Coming back to my conversation with my colleague –

“I think there is no point going for this certification.” I said.

“Well it does add a lot of value to your CV” she argued.

“With thousands of CFAs being produced every year, how do you stand out amongst them?”

“That is true - so many CFAs these days. Even people fresh out of college have this certification.”

“Then what is the point of going for it if it doesn’t give you any additional advantage. Your strength is your work experience hence better leverage that rather than an expensive certification.”

“Maybe you are right”

“It has become a money making machine. People see India is a big market so sell it here. I see CFA as new East India Company. They came in 1600 and looted us. CFA is looting us now”

“Hehe” she laughed.

“Wait. Let me ask him if he knows about East India Company.” I referred to the MPwala guy.

I went and asked him “Dude, do you know about East India Company?”

“No. What is it?” he was clueless.

“Dude, how come you don’t know East India Company, the British giant.”

“Yaar, there are 120 companies in my sector.
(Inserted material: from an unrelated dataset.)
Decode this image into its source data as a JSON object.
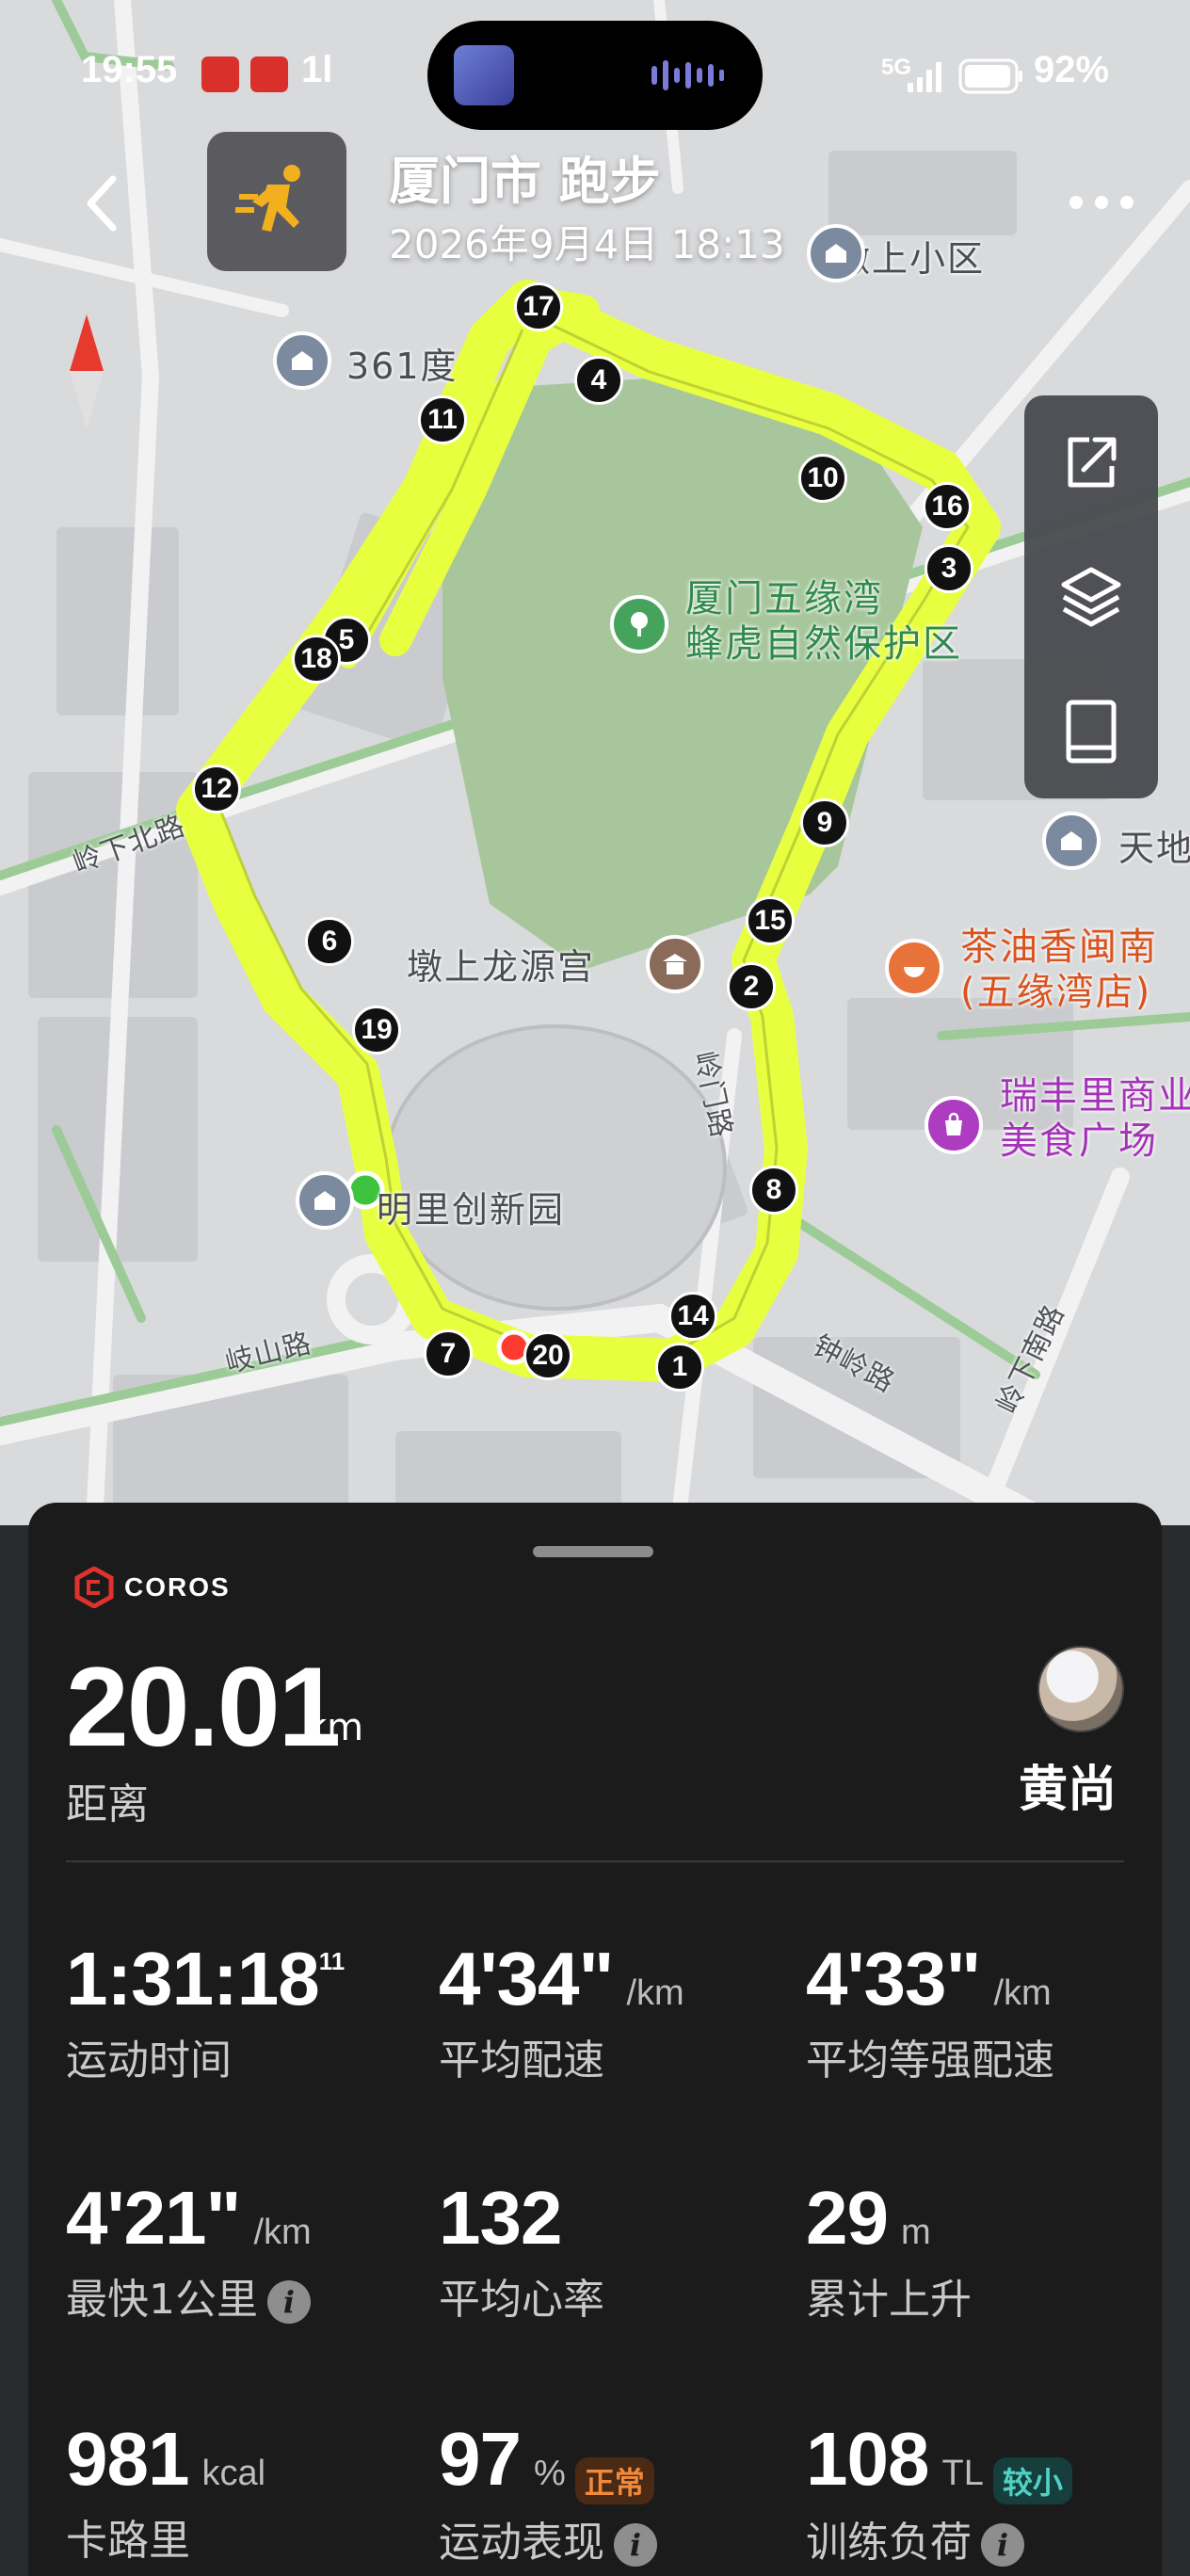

I cannot know about each and every company. It’s humanly impossible” he looked a bit irritated.

By now my female colleague had also joined the conversation. She asked “But East India Company is a big name, very big”

“Oh Yeah, now I recall it. It’s a very old company, right?” his eyes twinkled.

“Yeah 1600”

“Yes I know, 1600. Buy the stock now. Its price will be 1800 in a month’s time. A big announcement is expected by the company this week” he was back.

May be he was right. East India Company did come back last year and I am waiting for the announcement.
 
PS: This article is a work of facts plus fiction. Just that the fiction is too small to be seen amidst the facts.